Simon Rattle jetzt Ehrenleiter der Staatskapelle Berlin - Sir Simon Rattle wird Ehrendirigent der Staatskapelle Berlin
Die Staatskapelle Berlin hat Sir Simon Rattle zu ihrem Ehrendirigenten ernannt. Die Auszeichnung krönt eine 18-jährige Zusammenarbeit zwischen dem weltberühmten Maestro und dem Orchester. Im Rahmen einer feierlichen Zeremonie nach einem Konzert am Montagabend wurde der Anlass gebührend gewürdigt.
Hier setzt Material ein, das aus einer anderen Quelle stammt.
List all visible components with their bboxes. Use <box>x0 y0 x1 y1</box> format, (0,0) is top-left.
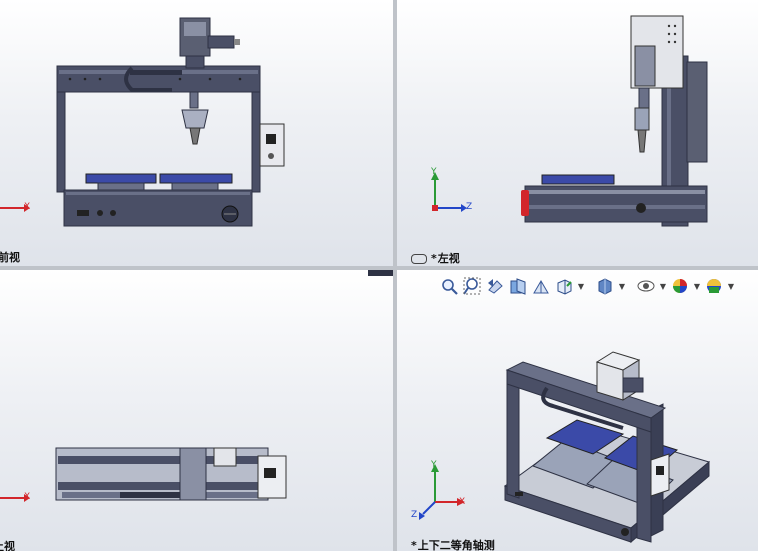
viewport-label-isometric: *上下二等角轴测 <box>411 539 495 551</box>
viewport-label-front: 前视 <box>0 251 20 264</box>
triad-x-label: X <box>24 202 31 212</box>
triad-y-label: Y <box>431 460 437 470</box>
triad-y-label: Y <box>431 167 437 177</box>
link-view-icon[interactable] <box>411 254 427 264</box>
viewport-top[interactable]: X 上视 <box>0 270 393 551</box>
triad-x-label: X <box>459 497 466 507</box>
triad-x-label: X <box>24 492 31 502</box>
axis-triad <box>431 172 467 212</box>
viewport-label-left: *左视 <box>411 250 460 266</box>
viewport-label-top: 上视 <box>0 540 15 551</box>
triad-z-label: Z <box>466 202 473 212</box>
viewport-isometric[interactable]: ▼ ▼ ▼ ▼ ▼ Y X Z *上下二等角轴测 <box>397 270 758 551</box>
triad-z-label: Z <box>411 510 418 520</box>
viewport-front[interactable]: X 前视 <box>0 0 393 266</box>
axis-triad <box>419 464 465 520</box>
axis-triad <box>0 494 30 502</box>
viewport-left[interactable]: Y Z *左视 <box>397 0 758 266</box>
axis-triad <box>0 204 30 212</box>
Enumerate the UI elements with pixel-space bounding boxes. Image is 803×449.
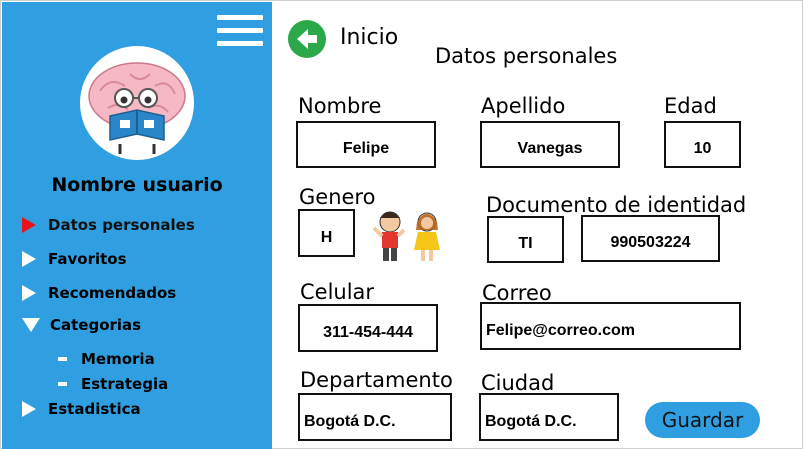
avatar [80,46,194,160]
chevron-down-icon [22,318,40,332]
dash-icon [58,382,67,386]
sidebar: Nombre usuario Datos personales Favorito… [2,2,272,449]
sidebar-item-favoritos[interactable]: Favoritos [22,250,127,268]
sidebar-subitem-estrategia[interactable]: Estrategia [58,375,168,393]
genero-label: Genero [299,185,376,209]
documento-number-field[interactable]: 990503224 [581,215,720,262]
sidebar-item-label: Favoritos [48,250,127,268]
sidebar-subitem-label: Estrategia [81,375,169,393]
kids-icon [372,208,444,264]
nombre-field[interactable]: Felipe [296,121,436,168]
brain-reading-book-icon [88,62,186,154]
save-button[interactable]: Guardar [645,402,760,438]
active-arrow-icon [22,217,36,233]
sidebar-item-label: Categorias [50,316,142,334]
arrow-right-icon [22,401,36,417]
sidebar-item-label: Datos personales [48,216,195,234]
apellido-label: Apellido [481,94,566,118]
apellido-field[interactable]: Vanegas [480,121,620,168]
sidebar-item-estadistica[interactable]: Estadistica [22,400,141,418]
sidebar-item-label: Estadistica [48,400,141,418]
sidebar-item-recomendados[interactable]: Recomendados [22,284,176,302]
sidebar-subitem-memoria[interactable]: Memoria [58,350,155,368]
dash-icon [58,357,67,361]
ciudad-field[interactable]: Bogotá D.C. [479,393,619,441]
edad-field[interactable]: 10 [664,121,741,168]
correo-field[interactable]: Felipe@correo.com [480,302,741,350]
documento-label: Documento de identidad [486,193,747,217]
documento-type-field[interactable]: TI [487,216,564,263]
sidebar-subitem-label: Memoria [81,350,155,368]
departamento-label: Departamento [300,368,453,392]
genero-field[interactable]: H [298,209,355,257]
sidebar-item-datos-personales[interactable]: Datos personales [22,216,195,234]
celular-label: Celular [300,280,375,304]
hamburger-icon[interactable] [217,15,263,47]
back-button[interactable] [288,20,326,58]
user-name: Nombre usuario [51,174,223,196]
sidebar-item-label: Recomendados [48,284,177,302]
celular-field[interactable]: 311-454-444 [298,304,438,352]
ciudad-label: Ciudad [481,371,555,395]
back-label[interactable]: Inicio [340,25,398,50]
edad-label: Edad [664,94,717,118]
departamento-field[interactable]: Bogotá D.C. [298,393,452,441]
sidebar-item-categorias[interactable]: Categorias [22,316,141,334]
arrow-right-icon [22,285,36,301]
page-title: Datos personales [435,44,618,68]
arrow-right-icon [22,251,36,267]
nombre-label: Nombre [298,94,382,118]
arrow-left-icon [297,29,317,49]
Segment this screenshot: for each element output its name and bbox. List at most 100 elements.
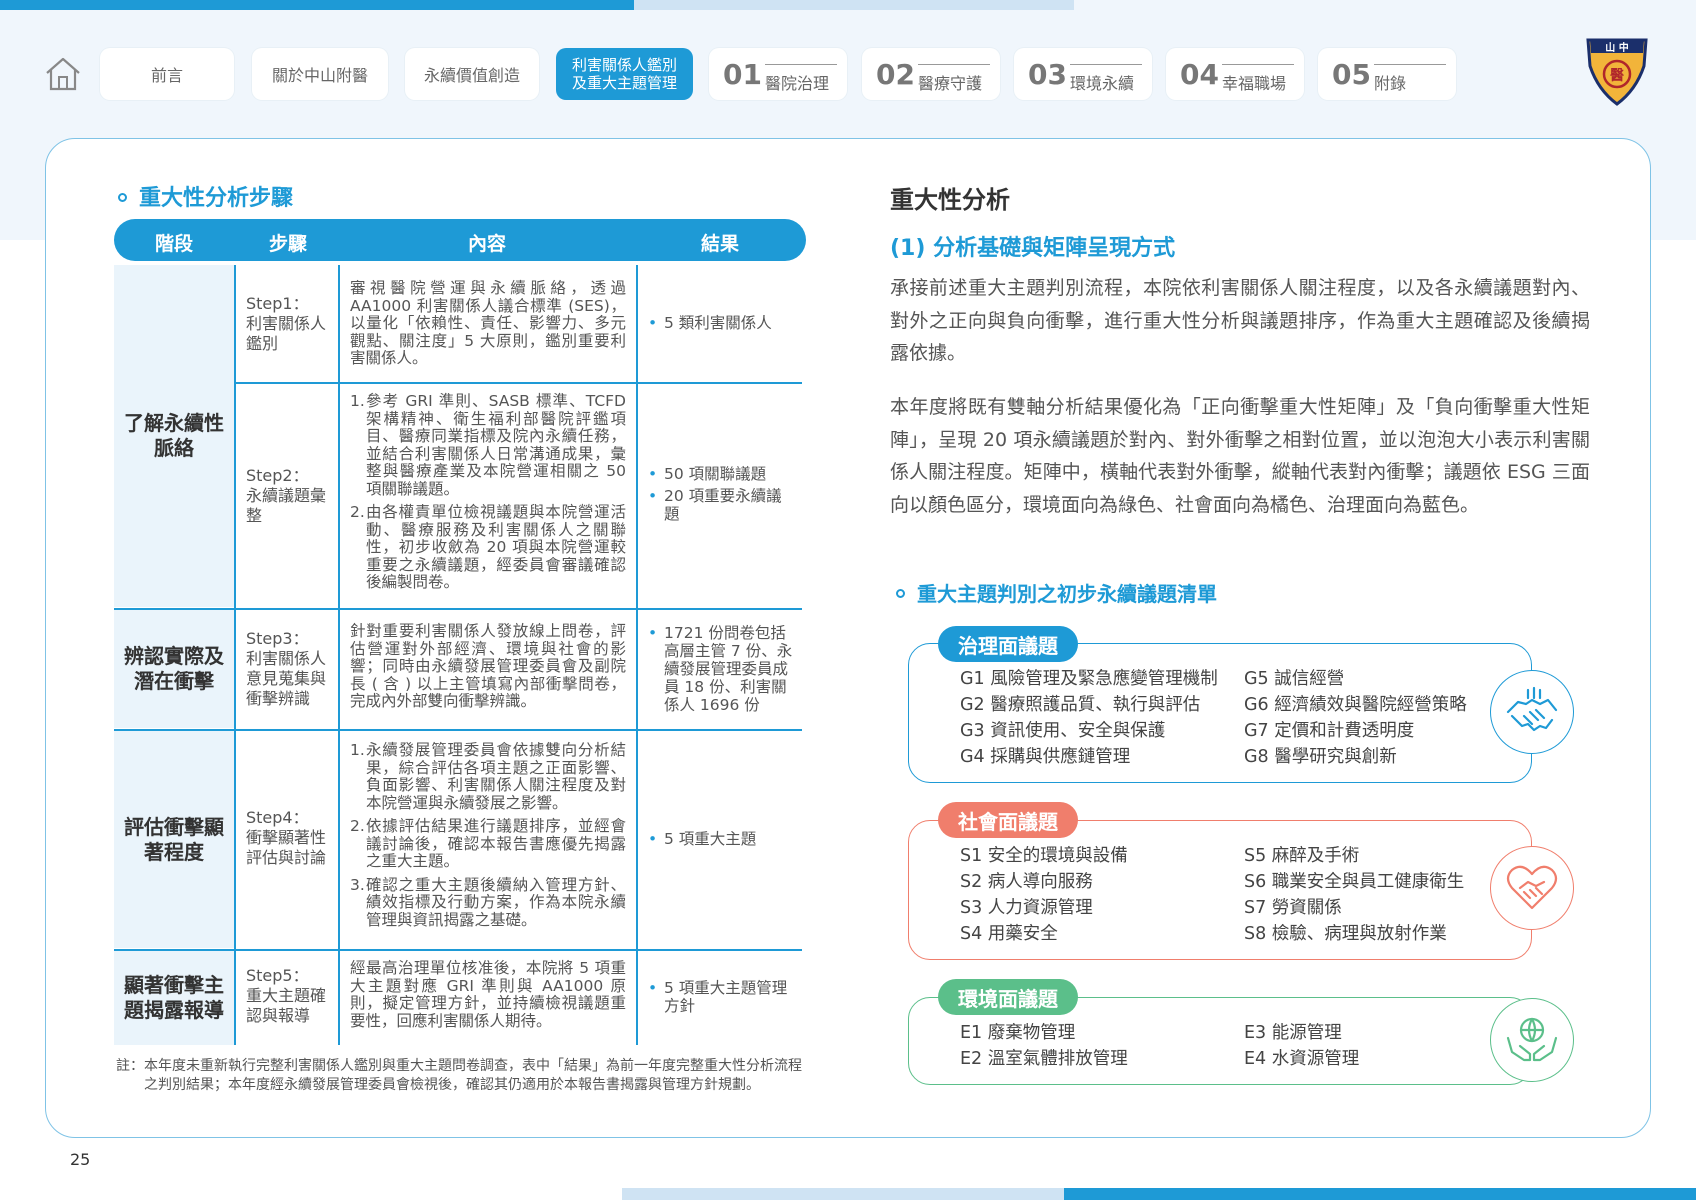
- header-content: 內容: [467, 233, 506, 255]
- tab-preface[interactable]: 前言: [100, 48, 234, 100]
- tab-sustainable-value[interactable]: 永續價值創造: [405, 48, 539, 100]
- stage-understand-context: 了解永續性脈絡: [114, 265, 234, 607]
- environment-topics-col2: E3 能源管理 E4 水資源管理: [1244, 1020, 1359, 1072]
- chapter-number: 01: [723, 58, 762, 91]
- footnote-line: 之判別結果；本年度經永續發展管理委員會檢視後，確認其仍適用於本報告書揭露與管理方…: [144, 1077, 760, 1093]
- step-3-content: 針對重要利害關係人發放線上問卷，評估營運對外部經濟、環境與社會的影響；同時由永續…: [350, 622, 626, 710]
- step-4-label: Step4： 衝擊顯著性評估與討論: [246, 808, 327, 867]
- topic-item: G5 誠信經營: [1244, 669, 1345, 689]
- stage-report-topics: 顯著衝擊主題揭露報導: [114, 951, 234, 1045]
- step-4-content: 1. 永續發展管理委員會依據雙向分析結果，綜合評估各項主題之正面影響、負面影響、利…: [350, 741, 626, 935]
- matrix-paragraph: 本年度將既有雙軸分析結果優化為「正向衝擊重大性矩陣」及「負向衝擊重大性矩陣」，呈…: [890, 396, 1590, 516]
- result-item: 5 項重大主題管理方針: [648, 979, 794, 1015]
- topic-item: S5 麻醉及手術: [1244, 846, 1360, 866]
- chapter-divider: [1070, 64, 1142, 65]
- chapter-label: 醫院治理: [765, 74, 830, 93]
- step-3-results: 1721 份問卷包括高層主管 7 份、永續發展管理委員成員 18 份、利害關係人…: [648, 624, 794, 718]
- bottom-accent-bar: [1064, 1188, 1696, 1200]
- chapter-divider: [918, 64, 990, 65]
- tab-stakeholder-material-topics[interactable]: 利害關係人鑑別 及重大主題管理: [556, 48, 693, 100]
- content-list-text: 永續發展管理委員會依據雙向分析結果，綜合評估各項主題之正面影響、負面影響、利害關…: [366, 741, 626, 812]
- footnote-line: 註：本年度未重新執行完整利害關係人鑑別與重大主題問卷調查，表中「結果」為前一年度…: [116, 1058, 802, 1074]
- bullet-circle-icon: [118, 192, 127, 202]
- chapter-divider: [1374, 64, 1446, 65]
- tab-about[interactable]: 關於中山附醫: [252, 48, 388, 100]
- step-3-label: Step3： 利害關係人意見蒐集與衝擊辨識: [246, 629, 327, 708]
- table-divider: [234, 382, 802, 384]
- intro-paragraph: 承接前述重大主題判別流程，本院依利害關係人關注程度，以及各永續議題對內、對外之正…: [890, 277, 1590, 364]
- topic-item: S8 檢驗、病理與放射作業: [1244, 924, 1447, 944]
- result-item: 5 類利害關係人: [648, 314, 794, 332]
- result-item: 1721 份問卷包括高層主管 7 份、永續發展管理委員成員 18 份、利害關係人…: [648, 624, 794, 714]
- chapter-number: 04: [1180, 58, 1219, 91]
- topic-item: S3 人力資源管理: [960, 898, 1093, 918]
- content-list-item: 3. 確認之重大主題後續納入管理方針、績效指標及行動方案，作為本院永續管理與資訊揭…: [350, 875, 626, 929]
- content-list-item: 2. 依據評估結果進行議題排序，並經會議討論後，確認本報告書應優先揭露之重大主題。: [350, 817, 626, 870]
- governance-topics-col2: G5 誠信經營 G6 經濟績效與醫院經營策略 G7 定價和計費透明度 G8 醫學…: [1244, 666, 1467, 770]
- page-number: 25: [70, 1150, 91, 1169]
- topic-item: S2 病人導向服務: [960, 872, 1093, 892]
- stage-identify-impacts: 辨認實際及潛在衝擊: [114, 610, 234, 728]
- logo-text-bottom: 醫: [1610, 67, 1624, 84]
- topic-item: E4 水資源管理: [1244, 1049, 1360, 1069]
- step-1-label: Step1： 利害關係人鑑別: [246, 294, 327, 353]
- result-item: 20 項重要永續議題: [648, 487, 794, 523]
- chapter-label: 附錄: [1374, 74, 1407, 93]
- step-2-content: 1. 參考 GRI 準則、SASB 標準、TCFD 架構精神、衛生福利部醫院評鑑項…: [350, 392, 626, 598]
- topic-item: G7 定價和計費透明度: [1244, 721, 1415, 741]
- content-list-item: 1. 永續發展管理委員會依據雙向分析結果，綜合評估各項主題之正面影響、負面影響、利…: [350, 741, 626, 812]
- topic-item: G6 經濟績效與醫院經營策略: [1244, 695, 1467, 715]
- topic-list-title-text: 重大主題判別之初步永續議題清單: [917, 582, 1217, 606]
- topic-item: S7 勞資關係: [1244, 898, 1342, 918]
- governance-topics-col1: G1 風險管理及緊急應變管理機制 G2 醫療照護品質、執行與評估 G3 資訊使用…: [960, 666, 1218, 770]
- header-result: 結果: [700, 233, 739, 255]
- step-2-results: 50 項關聯議題 20 項重要永續議題: [648, 465, 794, 527]
- result-item: 5 項重大主題: [648, 830, 794, 848]
- table-divider: [114, 949, 802, 951]
- content-list-text: 確認之重大主題後續納入管理方針、績效指標及行動方案，作為本院永續管理與資訊揭露之…: [366, 875, 626, 929]
- content-list-text: 參考 GRI 準則、SASB 標準、TCFD 架構精神、衛生福利部醫院評鑑項目、…: [366, 392, 626, 498]
- topic-item: G4 採購與供應鏈管理: [960, 747, 1131, 767]
- step-1-content: 審視醫院營運與永續脈絡，透過 AA1000 利害關係人議合標準 (SES)，以量…: [350, 279, 626, 367]
- materiality-title: 重大性分析: [890, 186, 1010, 214]
- steps-table-header: 階段 步驟 內容 結果: [114, 219, 806, 261]
- social-topics-col1: S1 安全的環境與設備 S2 病人導向服務 S3 人力資源管理 S4 用藥安全: [960, 843, 1128, 947]
- tab-chapter-02[interactable]: 02 醫療守護: [862, 48, 1000, 100]
- tab-chapter-05[interactable]: 05 附錄: [1318, 48, 1456, 100]
- topic-item: E2 溫室氣體排放管理: [960, 1049, 1128, 1069]
- stage-assess-significance: 評估衝擊顯著程度: [114, 731, 234, 948]
- chapter-number: 05: [1332, 58, 1371, 91]
- logo-text-top: 山 中: [1605, 41, 1628, 54]
- topic-list-title: 重大主題判別之初步永續議題清單: [896, 578, 1217, 607]
- content-list-item: 2. 由各權責單位檢視議題與本院營運活動、醫療服務及利害關係人之關聯性，初步收斂為…: [350, 503, 626, 591]
- content-list-text: 由各權責單位檢視議題與本院營運活動、醫療服務及利害關係人之關聯性，初步收斂為 2…: [366, 503, 626, 591]
- tab-chapter-03[interactable]: 03 環境永續: [1014, 48, 1152, 100]
- home-icon[interactable]: [44, 56, 82, 92]
- materiality-subtitle: (1) 分析基礎與矩陣呈現方式: [890, 236, 1176, 261]
- environment-topics-col1: E1 廢棄物管理 E2 溫室氣體排放管理: [960, 1020, 1128, 1072]
- content-list-text: 依據評估結果進行議題排序，並經會議討論後，確認本報告書應優先揭露之重大主題。: [366, 817, 626, 870]
- content-list-item: 1. 參考 GRI 準則、SASB 標準、TCFD 架構精神、衛生福利部醫院評鑑項…: [350, 392, 626, 498]
- step-5-results: 5 項重大主題管理方針: [648, 979, 794, 1019]
- header-stage: 階段: [154, 233, 193, 255]
- tab-chapter-04[interactable]: 04 幸福職場: [1166, 48, 1304, 100]
- topic-item: G2 醫療照護品質、執行與評估: [960, 695, 1201, 715]
- topic-item: E3 能源管理: [1244, 1023, 1342, 1043]
- social-topics-label: 社會面議題: [938, 802, 1078, 838]
- heart-handshake-icon: [1490, 846, 1574, 930]
- step-5-label: Step5： 重大主題確認與報導: [246, 966, 327, 1025]
- chapter-label: 醫療守護: [918, 74, 983, 93]
- steps-section-title: 重大性分析步驟: [118, 180, 293, 212]
- chapter-label: 環境永續: [1070, 74, 1135, 93]
- governance-topics-label: 治理面議題: [938, 626, 1078, 662]
- tab-label-line2: 及重大主題管理: [571, 74, 677, 92]
- topic-item: G8 醫學研究與創新: [1244, 747, 1397, 767]
- topic-item: S4 用藥安全: [960, 924, 1058, 944]
- tab-chapter-01[interactable]: 01 醫院治理: [709, 48, 847, 100]
- hospital-logo[interactable]: 山 中 醫: [1584, 36, 1650, 106]
- table-divider: [114, 729, 802, 731]
- topic-item: G1 風險管理及緊急應變管理機制: [960, 669, 1218, 689]
- topic-item: S6 職業安全與員工健康衛生: [1244, 872, 1465, 892]
- top-accent-bar: [0, 0, 634, 10]
- topic-item: E1 廢棄物管理: [960, 1023, 1076, 1043]
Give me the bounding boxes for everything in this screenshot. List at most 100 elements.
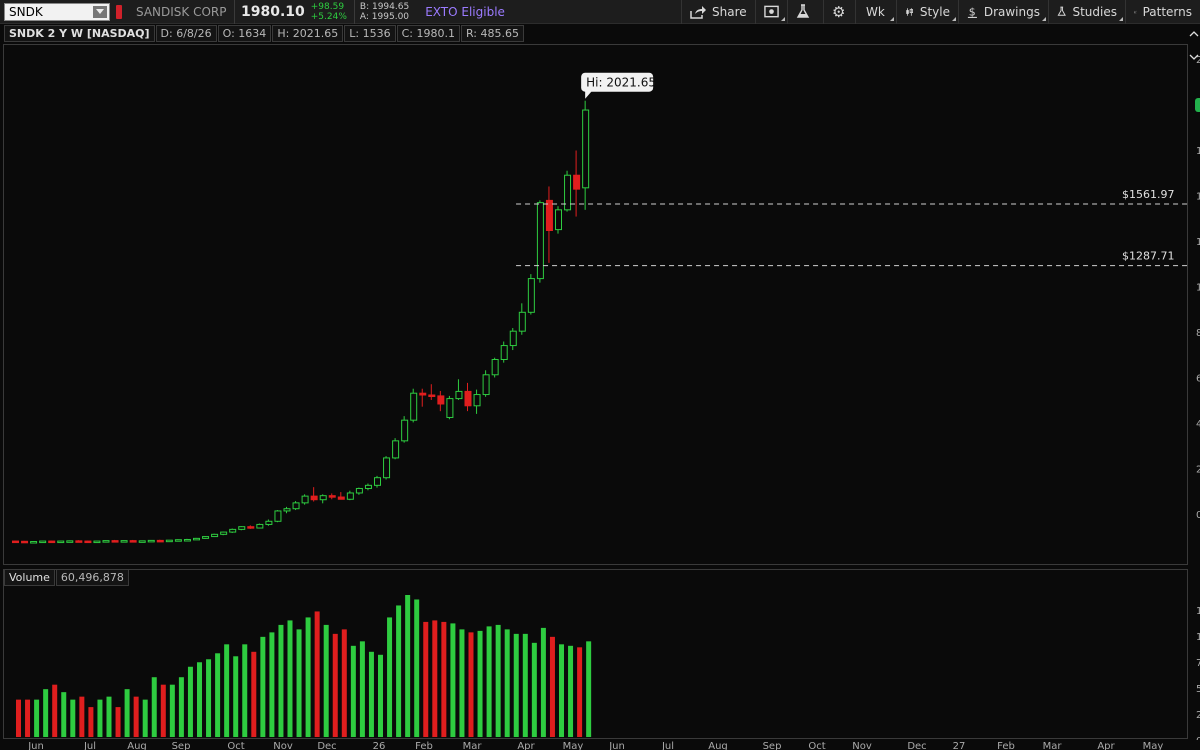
volume-bar xyxy=(296,629,302,737)
bid-ask: B: 1994.65 A: 1995.00 xyxy=(355,2,417,22)
candle-body xyxy=(455,390,463,400)
high-callout: Hi: 2021.65 xyxy=(581,72,656,99)
snapshot-menu-icon xyxy=(781,16,785,21)
price-chart[interactable]: $1561.97 $1287.71 Hi: 2021.65 xyxy=(4,45,1189,566)
info-high: H: 2021.65 xyxy=(272,25,344,42)
candle-body xyxy=(536,202,544,280)
volume-bar xyxy=(450,623,456,737)
style-button-label: Style xyxy=(919,4,950,19)
percent-change-value: +5.24% xyxy=(310,11,347,22)
candle-body xyxy=(564,174,572,211)
volume-bar xyxy=(504,629,510,737)
company-name: SANDISK CORP xyxy=(136,4,227,19)
candle-body xyxy=(147,539,155,543)
volume-bar xyxy=(206,659,212,737)
volume-bar xyxy=(142,699,148,737)
price-scale-tick: 1 xyxy=(1196,192,1200,203)
drawings-button[interactable]: $ Drawings xyxy=(958,0,1048,24)
candle-body xyxy=(337,496,345,500)
studies-menu-icon xyxy=(1119,16,1123,21)
candle-body xyxy=(174,539,182,542)
price-scale-tick: 8 xyxy=(1196,328,1200,339)
candle-body xyxy=(374,477,381,486)
volume-value: 60,496,878 xyxy=(55,569,129,586)
share-button[interactable]: Share xyxy=(681,0,755,24)
symbol-input[interactable]: SNDK xyxy=(4,2,110,21)
price-level-label: $1287.71 xyxy=(1122,250,1175,263)
patterns-button[interactable]: Patterns xyxy=(1125,0,1200,24)
candle-body xyxy=(75,540,83,543)
price-chart-panel[interactable]: $1561.97 $1287.71 Hi: 2021.65 xyxy=(3,44,1189,566)
candle-body xyxy=(111,540,119,543)
volume-bar xyxy=(106,696,112,737)
chart-title[interactable]: SNDK 2 Y W [NASDAQ] xyxy=(4,25,155,42)
volume-bar xyxy=(215,653,221,737)
candle-body xyxy=(491,358,499,376)
flask-button[interactable] xyxy=(787,0,823,24)
volume-label[interactable]: Volume xyxy=(4,569,55,586)
volume-bar xyxy=(359,641,365,737)
time-axis-tick: 26 xyxy=(373,741,386,750)
info-low: L: 1536 xyxy=(344,25,396,42)
dollar-drawing-icon: $ xyxy=(967,5,977,18)
studies-button[interactable]: Studies xyxy=(1048,0,1125,24)
candle-body xyxy=(301,495,309,504)
volume-bar xyxy=(187,666,193,737)
candle-body xyxy=(319,495,327,501)
volume-bar xyxy=(16,699,21,737)
volume-bar xyxy=(97,699,103,737)
svg-text:$: $ xyxy=(969,5,976,18)
time-axis-tick: Jun xyxy=(27,741,44,750)
price-scale-tick: 4 xyxy=(1196,419,1200,430)
volume-bar xyxy=(160,684,166,737)
volume-bar xyxy=(197,662,202,737)
volume-bar xyxy=(287,620,293,737)
candle-body xyxy=(446,398,454,418)
candle-body xyxy=(66,540,74,543)
snapshot-button[interactable] xyxy=(755,0,787,24)
symbol-dropdown-icon[interactable] xyxy=(93,5,107,18)
volume-bar xyxy=(305,617,311,737)
candle-body xyxy=(419,392,427,396)
volume-bar xyxy=(61,692,67,737)
volume-bar xyxy=(432,620,438,737)
volume-bar xyxy=(260,636,266,737)
volume-bar xyxy=(341,629,347,737)
time-axis-tick: Apr xyxy=(517,741,535,750)
candle-body xyxy=(401,419,409,442)
candle-body xyxy=(274,510,282,522)
volume-bar xyxy=(586,641,592,737)
patterns-icon xyxy=(1134,10,1137,13)
top-toolbar: SNDK SANDISK CORP 1980.10 +98.59 +5.24% … xyxy=(0,0,1200,24)
exto-eligible-badge[interactable]: EXTO Eligible xyxy=(417,5,513,19)
volume-bar xyxy=(577,647,583,737)
time-axis-tick: Jul xyxy=(661,741,674,750)
style-button[interactable]: Style xyxy=(896,0,958,24)
price-level-label: $1561.97 xyxy=(1122,188,1175,201)
candle-body xyxy=(138,540,146,543)
volume-bar xyxy=(559,644,564,737)
time-axis[interactable]: Jun Jul Aug Sep Oct Nov Dec 26 Feb Mar Apr May Jun Ju… xyxy=(0,739,1200,750)
patterns-button-label: Patterns xyxy=(1142,4,1192,19)
volume-bar xyxy=(513,633,519,737)
net-change: +98.59 +5.24% xyxy=(311,2,354,22)
time-axis-tick: Mar xyxy=(463,741,483,750)
time-axis-tick: Feb xyxy=(415,741,433,750)
scale-scroll-controls[interactable] xyxy=(1189,31,1200,112)
volume-bar xyxy=(178,677,184,737)
price-scale-tick: 1 xyxy=(1196,237,1200,248)
price-level-lines[interactable]: $1561.97 $1287.71 xyxy=(516,188,1189,267)
volume-chart[interactable] xyxy=(4,570,1189,740)
volume-panel[interactable] xyxy=(3,569,1188,739)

Rattles Verbindung zur Staatsoper und zur Staatskapelle Berlin begann im Jahr 2002, als er die Position des Chefdirigenten übernahm. In den folgenden 16 Jahren leitete er bedeutende Projekte, darunter einen gefeierten Zyklus der Sinfonien Gustav Mahlers sowie eine 15-jährige Auseinandersetzung mit den Opern von Leoš Janáček. Seine Arbeit fand internationale Anerkennung und sicherte ihm einen festen Platz in der Geschichte des Orchesters.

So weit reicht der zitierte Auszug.